Así que, al tener que partir Jesús de este mundo para sentarse a la diestra de Dios después de su resurrección, ya el Señor había previsto su ausencia y la forma en que habría de llenar ese vacío espiritual que dejaba a sus discípulos, incluyendo la manera en que Jesús supliría la realidad de su presencia por medio del Espíritu Santo (Juan 16:7). En Juan 14:17-18 Jesús dice: “El Espíritu de verdad, al cual el mundo no puede recibir, porque no le ve, ni le conoce; pero vosotros le conocéis, porque mora con vosotros, y estará en vosotros. No os dejaré huérfanos; vendré a vosotros”.

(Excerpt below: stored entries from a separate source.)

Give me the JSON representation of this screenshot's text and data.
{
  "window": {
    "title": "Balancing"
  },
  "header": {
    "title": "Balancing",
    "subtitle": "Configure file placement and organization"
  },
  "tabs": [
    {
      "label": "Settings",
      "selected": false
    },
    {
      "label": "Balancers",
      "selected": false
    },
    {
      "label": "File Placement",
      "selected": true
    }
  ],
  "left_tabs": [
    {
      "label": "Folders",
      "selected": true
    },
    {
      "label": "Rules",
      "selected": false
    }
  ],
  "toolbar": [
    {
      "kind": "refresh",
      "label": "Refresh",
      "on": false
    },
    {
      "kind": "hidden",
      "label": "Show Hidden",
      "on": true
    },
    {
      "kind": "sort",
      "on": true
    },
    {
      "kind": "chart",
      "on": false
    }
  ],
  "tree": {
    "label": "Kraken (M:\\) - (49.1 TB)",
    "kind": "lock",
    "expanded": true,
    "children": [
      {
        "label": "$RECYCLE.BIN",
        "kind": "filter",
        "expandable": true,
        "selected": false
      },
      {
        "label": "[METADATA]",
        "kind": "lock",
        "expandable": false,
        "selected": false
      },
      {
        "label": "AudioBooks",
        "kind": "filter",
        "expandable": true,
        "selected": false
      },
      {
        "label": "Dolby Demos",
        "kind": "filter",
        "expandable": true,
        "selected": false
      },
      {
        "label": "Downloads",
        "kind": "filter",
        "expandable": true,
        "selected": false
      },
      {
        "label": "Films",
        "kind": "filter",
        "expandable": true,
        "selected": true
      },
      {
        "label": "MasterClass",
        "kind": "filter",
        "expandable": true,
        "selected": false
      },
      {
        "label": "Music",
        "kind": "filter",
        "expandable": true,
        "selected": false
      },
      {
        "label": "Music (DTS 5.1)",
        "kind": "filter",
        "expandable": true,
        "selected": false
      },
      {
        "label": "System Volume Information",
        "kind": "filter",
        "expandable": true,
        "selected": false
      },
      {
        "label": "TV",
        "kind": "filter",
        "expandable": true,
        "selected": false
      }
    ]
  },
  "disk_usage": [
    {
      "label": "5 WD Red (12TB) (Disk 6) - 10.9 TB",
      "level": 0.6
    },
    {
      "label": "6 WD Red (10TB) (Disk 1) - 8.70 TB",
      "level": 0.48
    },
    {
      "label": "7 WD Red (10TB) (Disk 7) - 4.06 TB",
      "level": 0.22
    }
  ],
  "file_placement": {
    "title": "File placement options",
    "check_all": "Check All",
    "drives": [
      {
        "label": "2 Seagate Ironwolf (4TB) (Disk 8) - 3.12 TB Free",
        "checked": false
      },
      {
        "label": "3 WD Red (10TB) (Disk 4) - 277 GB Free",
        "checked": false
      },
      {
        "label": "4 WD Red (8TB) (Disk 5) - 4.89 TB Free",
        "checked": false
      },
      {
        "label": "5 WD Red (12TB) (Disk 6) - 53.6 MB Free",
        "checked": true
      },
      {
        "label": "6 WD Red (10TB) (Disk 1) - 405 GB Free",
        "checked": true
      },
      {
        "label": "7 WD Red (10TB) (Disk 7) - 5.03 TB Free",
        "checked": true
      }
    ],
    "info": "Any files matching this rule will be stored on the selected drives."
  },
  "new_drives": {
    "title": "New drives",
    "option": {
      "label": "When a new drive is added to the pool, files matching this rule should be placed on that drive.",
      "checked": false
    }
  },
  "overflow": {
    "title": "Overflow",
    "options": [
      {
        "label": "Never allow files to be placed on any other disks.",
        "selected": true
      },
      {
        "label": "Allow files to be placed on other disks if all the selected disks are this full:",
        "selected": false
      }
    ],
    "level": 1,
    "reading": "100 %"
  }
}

De modo que Cristo prometió acompañarnos siempre, y lo cumple por medio de Su Espíritu; nunca nos deja solas. Es más, ahora por la habitación del Espíritu en nuestros corazones, Jesús está no solo con nosotras sino en nosotras.

El Espíritu Santo estuvo con Jesús en el desierto de la tentación (Lucas 4:1-2) y nunca se apartó de él aun cuando fue abandonado por sus discípulos. Fue además dirigido y resucitado por el poder del Espíritu (Romanos 1:4) y es el Espíritu quien da testimonio de él (Juan 15:26). Pues, de igual manera hace el Espíritu Santo con nosotras… jamás nos abandona, nos dirige, toma lo que es de Cristo y nos lo hace saber (Juan 16:14), y nos controla y da poder en cada aspecto de nuestra vida. La gran promesa de Cristo de que Él “os dará otro consolador para que esté con vosotros para siempre” fue real y sigue vigente. Él nunca nos abandona.

Oración: ¡Que gran consuelo es saber que siempre estamos acompañadas! Que tenemos otro Consolador que está con nosotras y en nosotras para siempre. Gracias Padre, en el nombre de Jesús, amén.